Ukrainians know and love their cultural heritage, and not a single fashion week goes without collections inspired by Ukrainian history, traditional costume or folklore. In this post it is two out of three.
There was a famous trade route in Ukraine in the 17th – 19th century, used to transport salt from the Black Sea. Marchi collection, called Solena (“salted”) was inspired by this part of Ukrainian history and the role of salt as an understated treasure in our lives.
Rigid fabrics like neoprene and linen in shades of gray and steel blue created the illusion of a salt crust, silhouettes were relaxed and unfussy. Despite the historical references, the collection is excitingly modern, combining three trends we saw on the catwalks earlier this year: stiffness, volume and trapeze skirts.
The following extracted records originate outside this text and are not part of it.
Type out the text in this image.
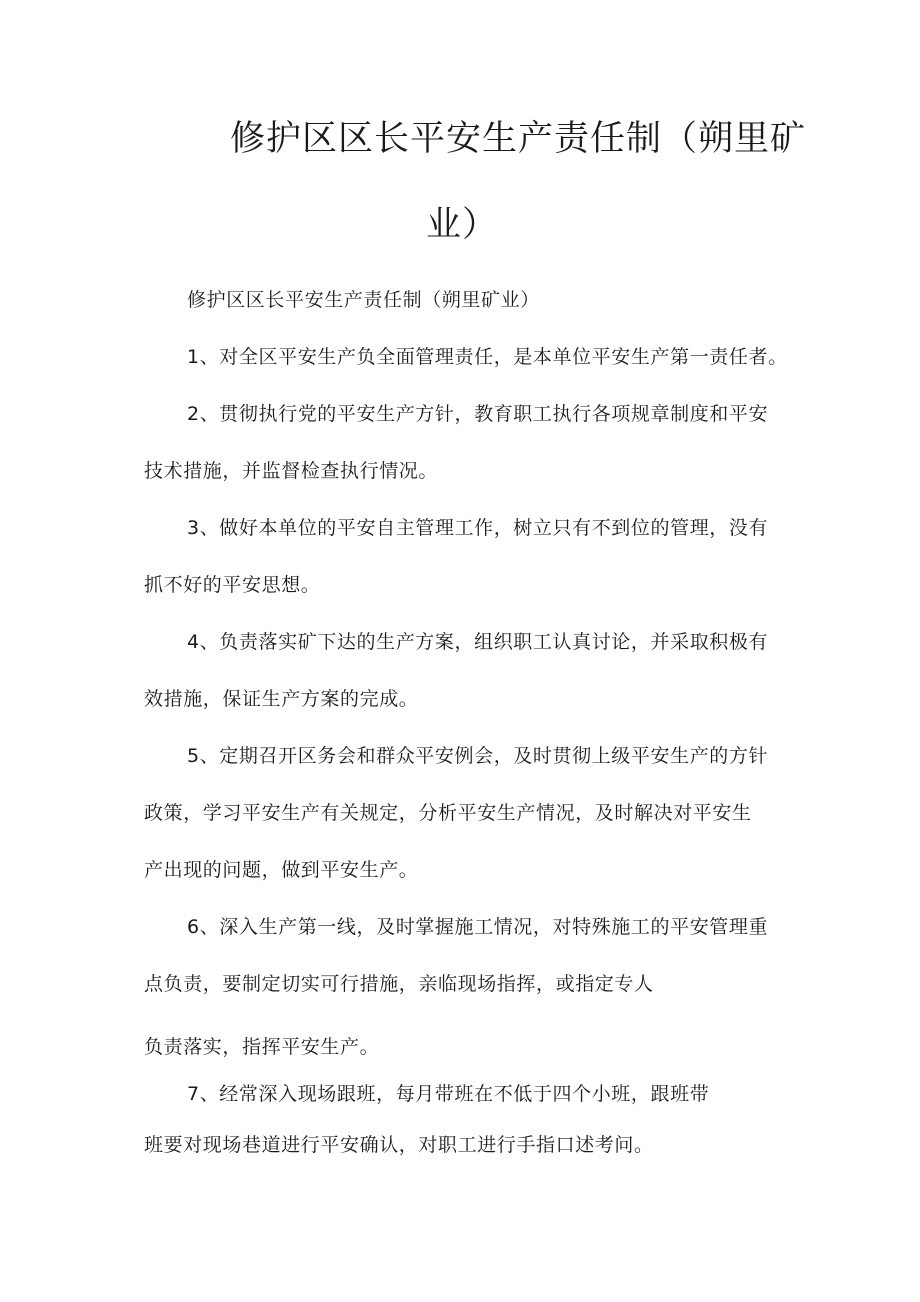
修护区区长平安生产责任制（朔里矿
业）
修护区区长平安生产责任制（朔里矿业）
1、对全区平安生产负全面管理责任，是本单位平安生产第一责任者。
2、贯彻执行党的平安生产方针，教育职工执行各项规章制度和平安
技术措施，并监督检查执行情况。
3、做好本单位的平安自主管理工作，树立只有不到位的管理，没有
抓不好的平安思想。
4、负责落实矿下达的生产方案，组织职工认真讨论，并采取积极有
效措施，保证生产方案的完成。
5、定期召开区务会和群众平安例会，及时贯彻上级平安生产的方针
政策，学习平安生产有关规定，分析平安生产情况，及时解决对平安生
产出现的问题，做到平安生产。
6、深入生产第一线，及时掌握施工情况，对特殊施工的平安管理重
点负责，要制定切实可行措施，亲临现场指挥，或指定专人
负责落实，指挥平安生产。
7、经常深入现场跟班，每月带班在不低于四个小班，跟班带
班要对现场巷道进行平安确认，对职工进行手指口述考问。
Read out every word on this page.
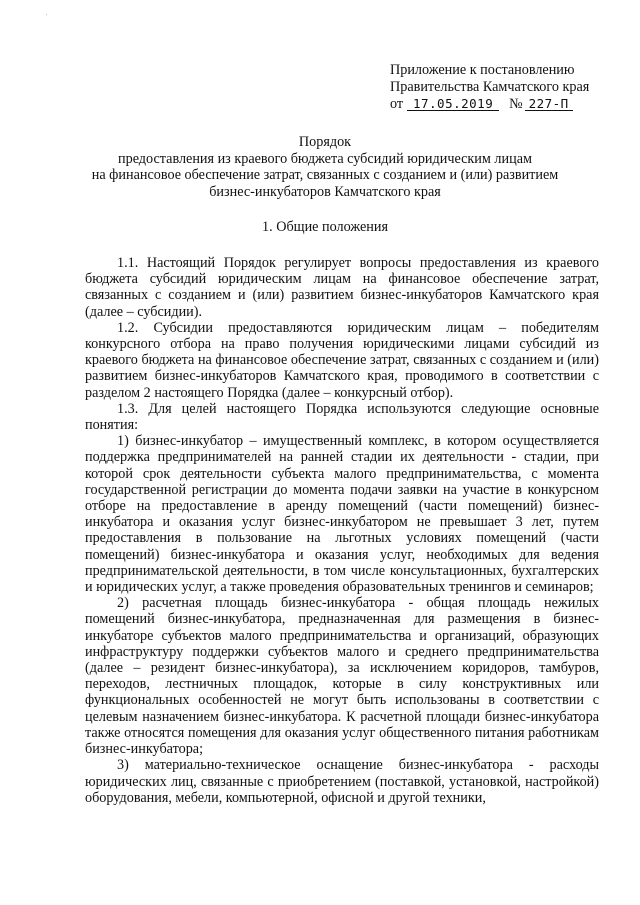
'
Приложение к постановлению
Правительства Камчатского края
от 17.05.2019 № 227-П
Порядок
предоставления из краевого бюджета субсидий юридическим лицам
на финансовое обеспечение затрат, связанных с созданием и (или) развитием
бизнес-инкубаторов Камчатского края
1. Общие положения

1.1. Настоящий Порядок регулирует вопросы предоставления из краевого бюджета субсидий юридическим лицам на финансовое обеспечение затрат, связанных с созданием и (или) развитием бизнес-инкубаторов Камчатского края (далее – субсидии).

1.2. Субсидии предоставляются юридическим лицам – победителям конкурсного отбора на право получения юридическими лицами субсидий из краевого бюджета на финансовое обеспечение затрат, связанных с созданием и (или) развитием бизнес-инкубаторов Камчатского края, проводимого в соответствии с разделом 2 настоящего Порядка (далее – конкурсный отбор).

1.3. Для целей настоящего Порядка используются следующие основные понятия:

1) бизнес-инкубатор – имущественный комплекс, в котором осуществляется поддержка предпринимателей на ранней стадии их деятельности - стадии, при которой срок деятельности субъекта малого предпринимательства, с момента государственной регистрации до момента подачи заявки на участие в конкурсном отборе на предоставление в аренду помещений (части помещений) бизнес-инкубатора и оказания услуг бизнес-инкубатором не превышает 3 лет, путем предоставления в пользование на льготных условиях помещений (части помещений) бизнес-инкубатора и оказания услуг, необходимых для ведения предпринимательской деятельности, в том числе консультационных, бухгалтерских и юридических услуг, а также проведения образовательных тренингов и семинаров;

2) расчетная площадь бизнес-инкубатора - общая площадь нежилых помещений бизнес-инкубатора, предназначенная для размещения в бизнес-инкубаторе субъектов малого предпринимательства и организаций, образующих инфраструктуру поддержки субъектов малого и среднего предпринимательства (далее – резидент бизнес-инкубатора), за исключением коридоров, тамбуров, переходов, лестничных площадок, которые в силу конструктивных или функциональных особенностей не могут быть использованы в соответствии с целевым назначением бизнес-инкубатора. К расчетной площади бизнес-инкубатора также относятся помещения для оказания услуг общественного питания работникам бизнес-инкубатора;

3) материально-техническое оснащение бизнес-инкубатора - расходы юридических лиц, связанные с приобретением (поставкой, установкой, настройкой) оборудования, мебели, компьютерной, офисной и другой техники,
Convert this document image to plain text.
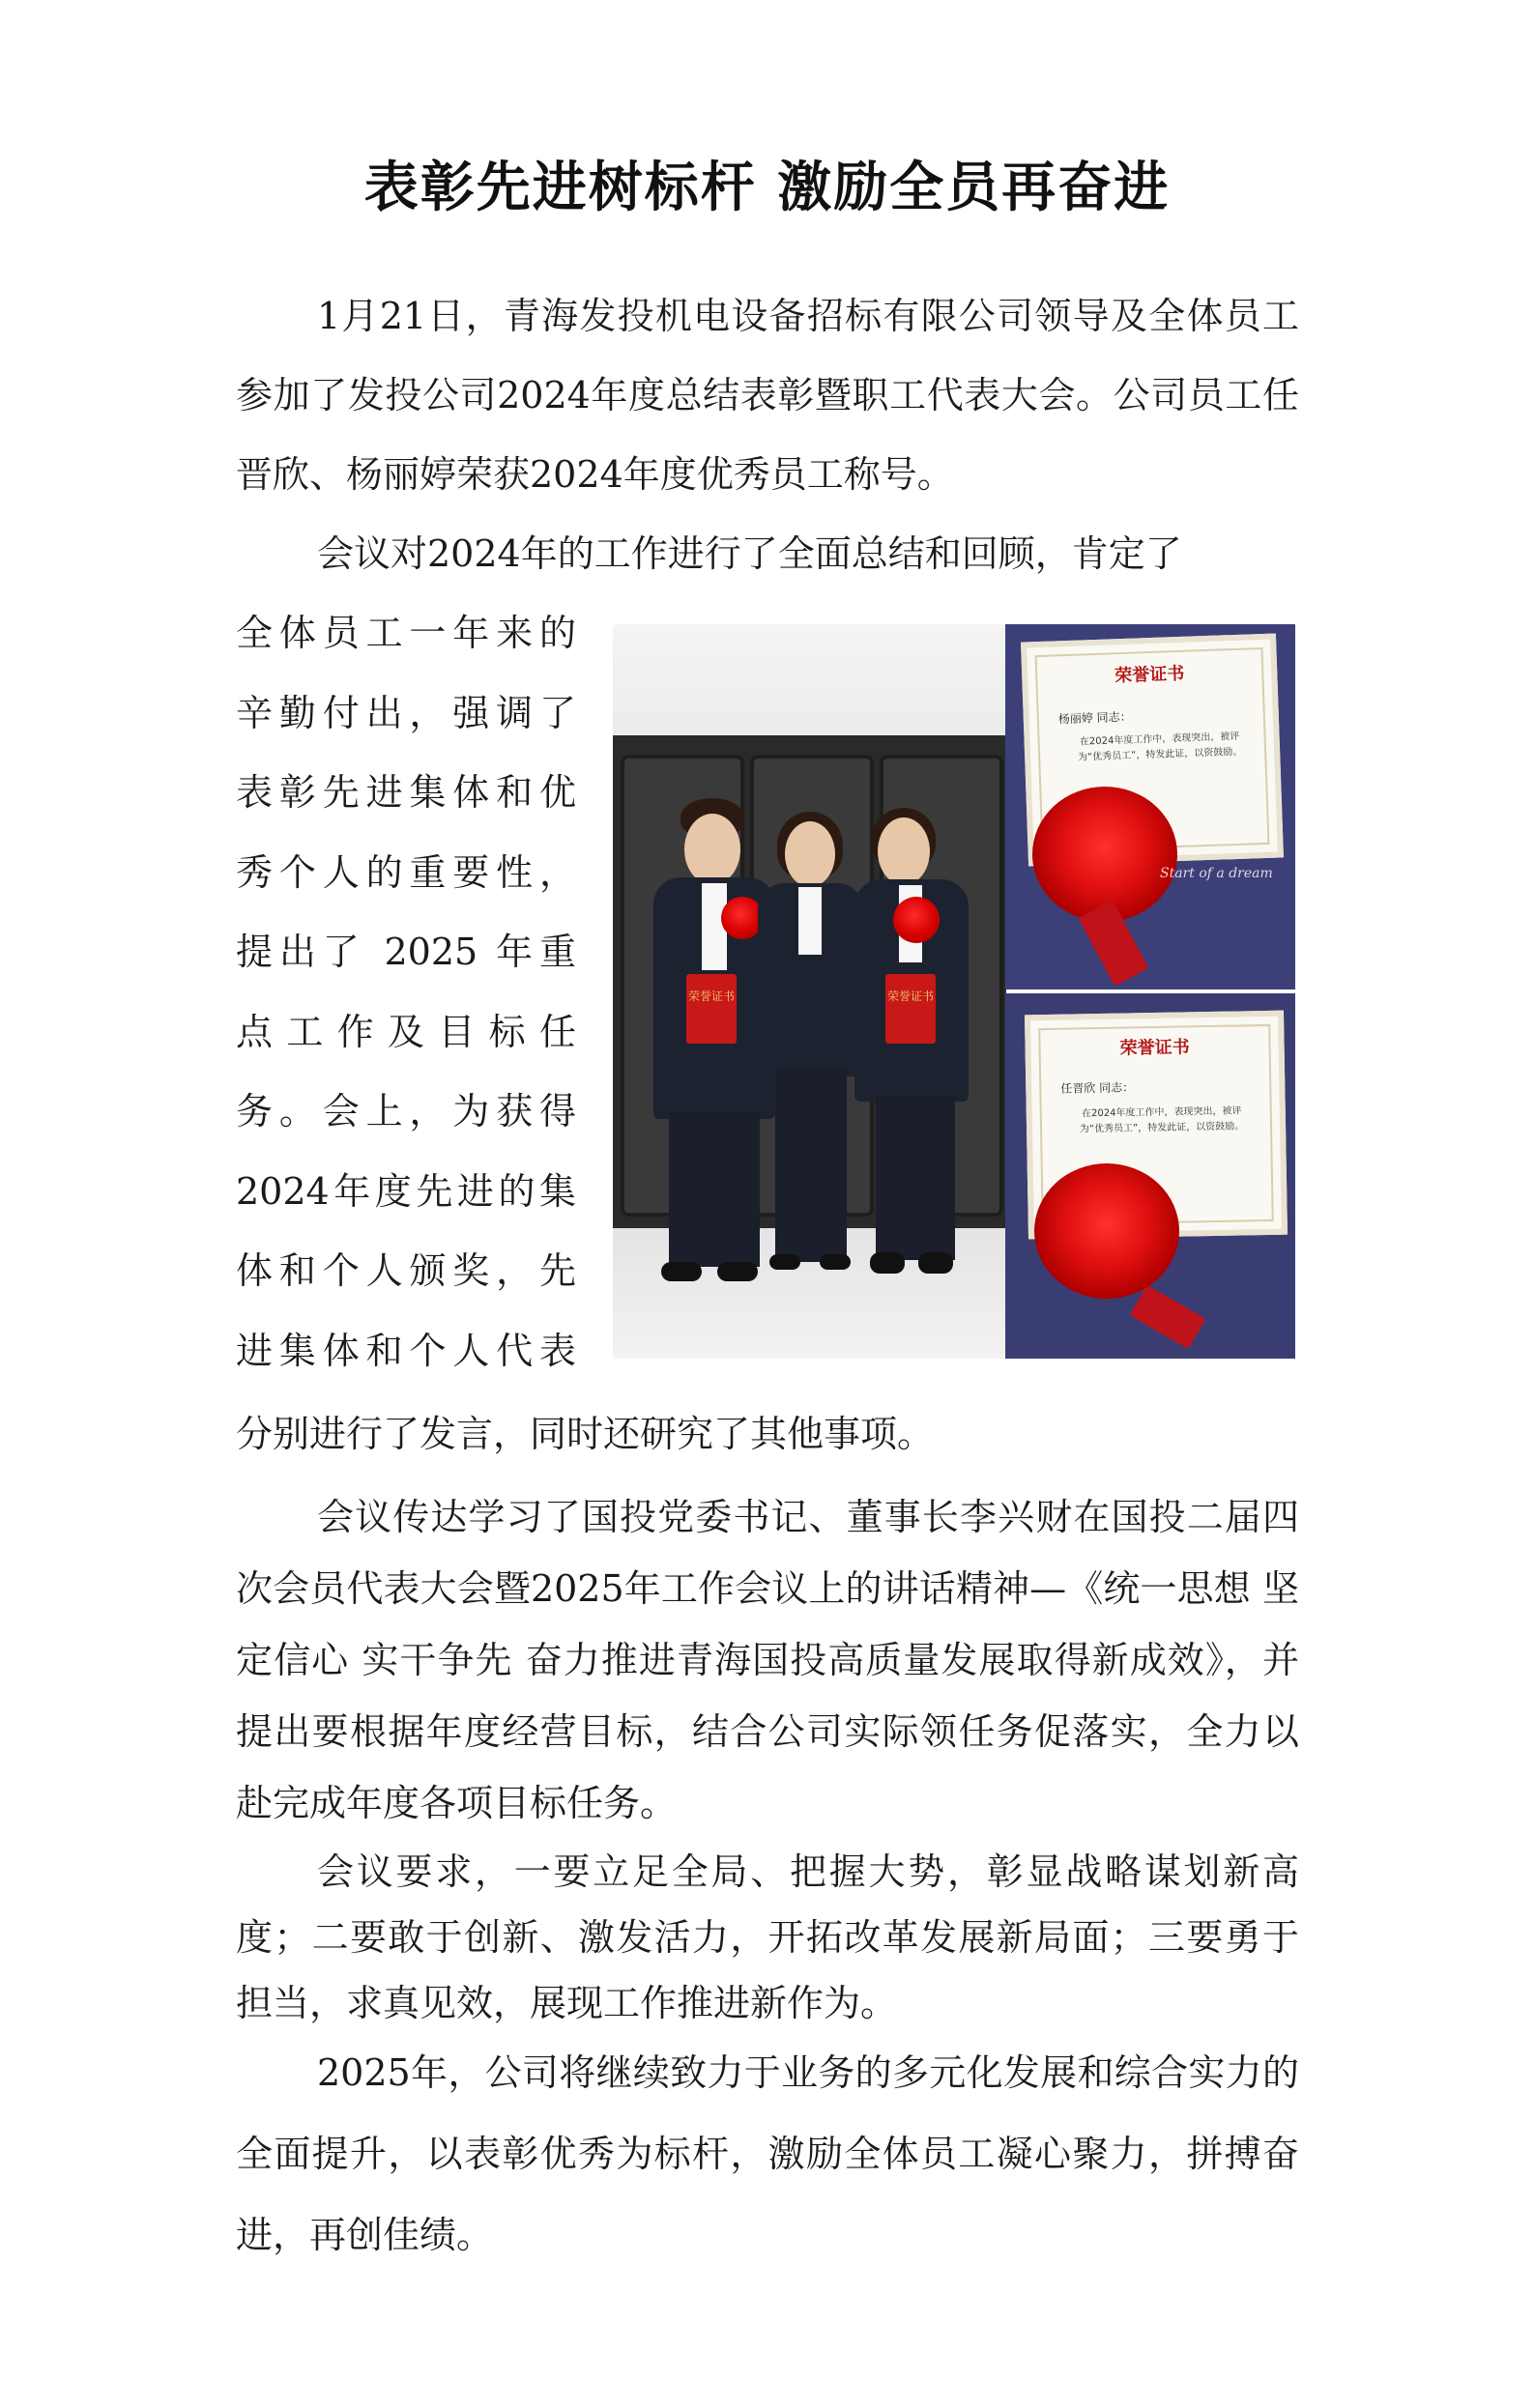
表彰先进树标杆 激励全员再奋进

1月21日，青海发投机电设备招标有限公司领导及全体员工参加了发投公司2024年度总结表彰暨职工代表大会。公司员工任晋欣、杨丽婷荣获2024年度优秀员工称号。

会议对2024年的工作进行了全面总结和回顾，肯定了

全体员工一年来的

辛勤付出，强调了

表彰先进集体和优

秀个人的重要性，

提出了 2025 年重

点工作及目标任

务。会上，为获得

2024年度先进的集

体和个人颁奖，先

进集体和个人代表

分别进行了发言，同时还研究了其他事项。

会议传达学习了国投党委书记、董事长李兴财在国投二届四次会员代表大会暨2025年工作会议上的讲话精神—《统一思想 坚定信心 实干争先 奋力推进青海国投高质量发展取得新成效》，并提出要根据年度经营目标，结合公司实际领任务促落实，全力以赴完成年度各项目标任务。

会议要求，一要立足全局、把握大势，彰显战略谋划新高度；二要敢于创新、激发活力，开拓改革发展新局面；三要勇于担当，求真见效，展现工作推进新作为。

2025年，公司将继续致力于业务的多元化发展和综合实力的全面提升，以表彰优秀为标杆，激励全体员工凝心聚力，拼搏奋进，再创佳绩。

荣誉证书	荣誉证书
荣誉证书
杨丽婷 同志：
在2024年度工作中，表现突出，被评为“优秀员工”，特发此证，以资鼓励。
Start of a dream
荣誉证书
任晋欣 同志：
在2024年度工作中，表现突出，被评为“优秀员工”，特发此证，以资鼓励。
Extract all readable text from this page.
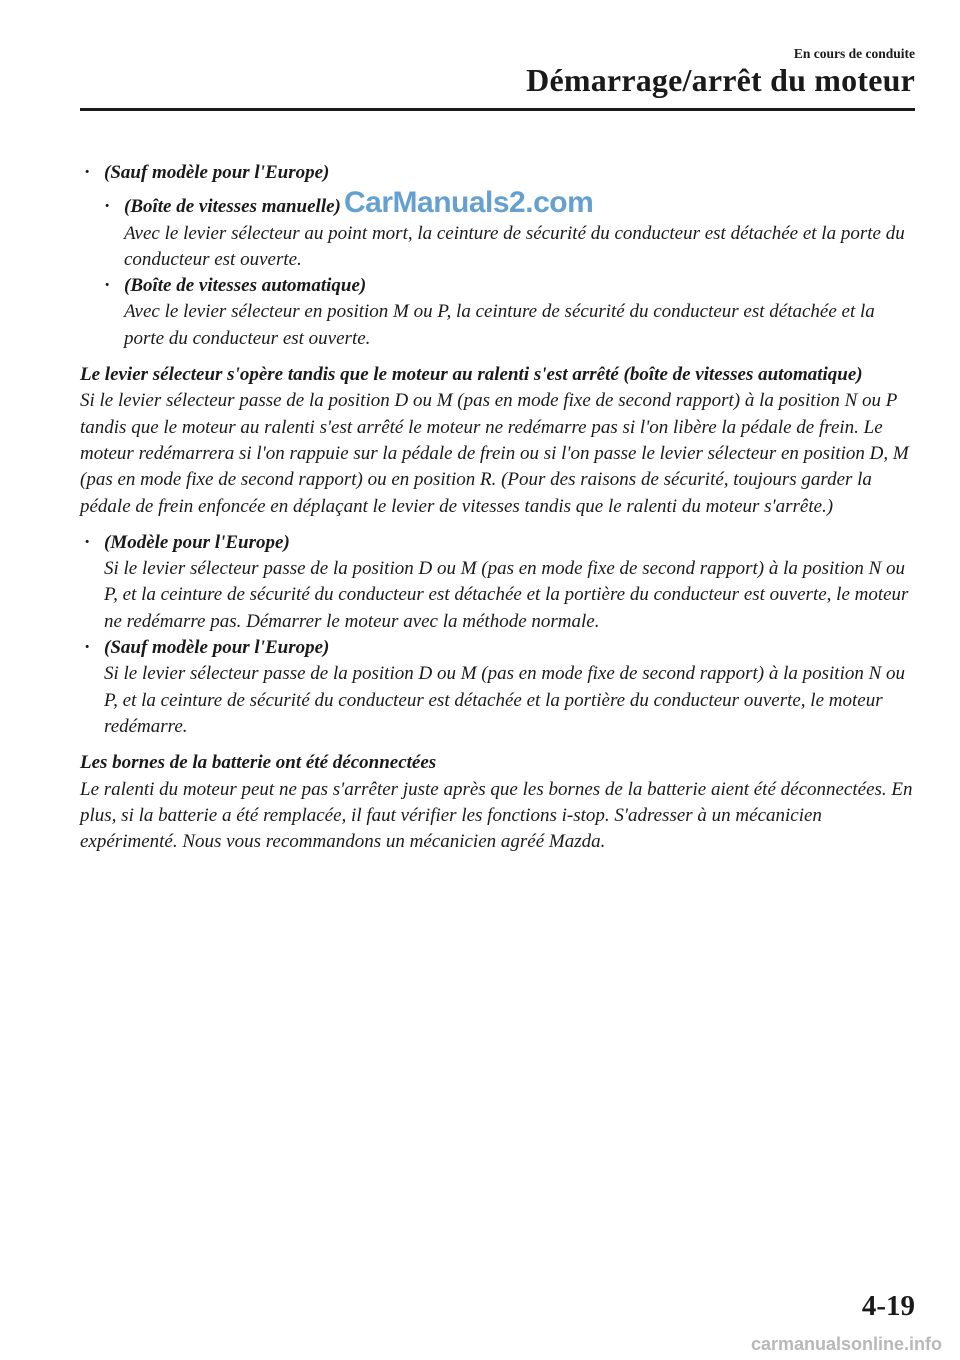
En cours de conduite
Démarrage/arrêt du moteur
· (Sauf modèle pour l'Europe)
· (Boîte de vitesses manuelle)
Avec le levier sélecteur au point mort, la ceinture de sécurité du conducteur est détachée et la porte du conducteur est ouverte.
· (Boîte de vitesses automatique)
Avec le levier sélecteur en position M ou P, la ceinture de sécurité du conducteur est détachée et la porte du conducteur est ouverte.
Le levier sélecteur s'opère tandis que le moteur au ralenti s'est arrêté (boîte de vitesses automatique)
Si le levier sélecteur passe de la position D ou M (pas en mode fixe de second rapport) à la position N ou P tandis que le moteur au ralenti s'est arrêté le moteur ne redémarre pas si l'on libère la pédale de frein. Le moteur redémarrera si l'on rappuie sur la pédale de frein ou si l'on passe le levier sélecteur en position D, M (pas en mode fixe de second rapport) ou en position R. (Pour des raisons de sécurité, toujours garder la pédale de frein enfoncée en déplaçant le levier de vitesses tandis que le ralenti du moteur s'arrête.)
· (Modèle pour l'Europe)
Si le levier sélecteur passe de la position D ou M (pas en mode fixe de second rapport) à la position N ou P, et la ceinture de sécurité du conducteur est détachée et la portière du conducteur est ouverte, le moteur ne redémarre pas. Démarrer le moteur avec la méthode normale.
· (Sauf modèle pour l'Europe)
Si le levier sélecteur passe de la position D ou M (pas en mode fixe de second rapport) à la position N ou P, et la ceinture de sécurité du conducteur est détachée et la portière du conducteur ouverte, le moteur redémarre.
Les bornes de la batterie ont été déconnectées
Le ralenti du moteur peut ne pas s'arrêter juste après que les bornes de la batterie aient été déconnectées. En plus, si la batterie a été remplacée, il faut vérifier les fonctions i-stop. S'adresser à un mécanicien expérimenté. Nous vous recommandons un mécanicien agréé Mazda.
CarManuals2.com
4-19
carmanualsonline.info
Christina Bobkova tapped into the popular masculine trend with a collection based on men’s folk costume. Indeed, the dresses felt almost as manly as looks with pants, and flat round toe boots pushed the idea further. As always, the designer used a tight palette, making just a tiny step from neutral colors in the direction of blue, green and orange, which created the impression of earthly tranquility and vigor.
Artem Klimchuk accidentally gets inspired by Ukrainian history as well (check out his interview), but this particular collection is about the times not so far in the past – the 90s.
Every time the young designer wants to do rebel and grunge it turns out as enchanting and sublime. Even sneakers, which are usually regarded as something opposite to feminine, mysteriously add to the image of free-spirited, romantic woman. Mr Klimchuk traditionally shows women’s and menswear together in one show, but I feel like the former would soon be overshadowed by the latter. Those baggy suits are simply amazing!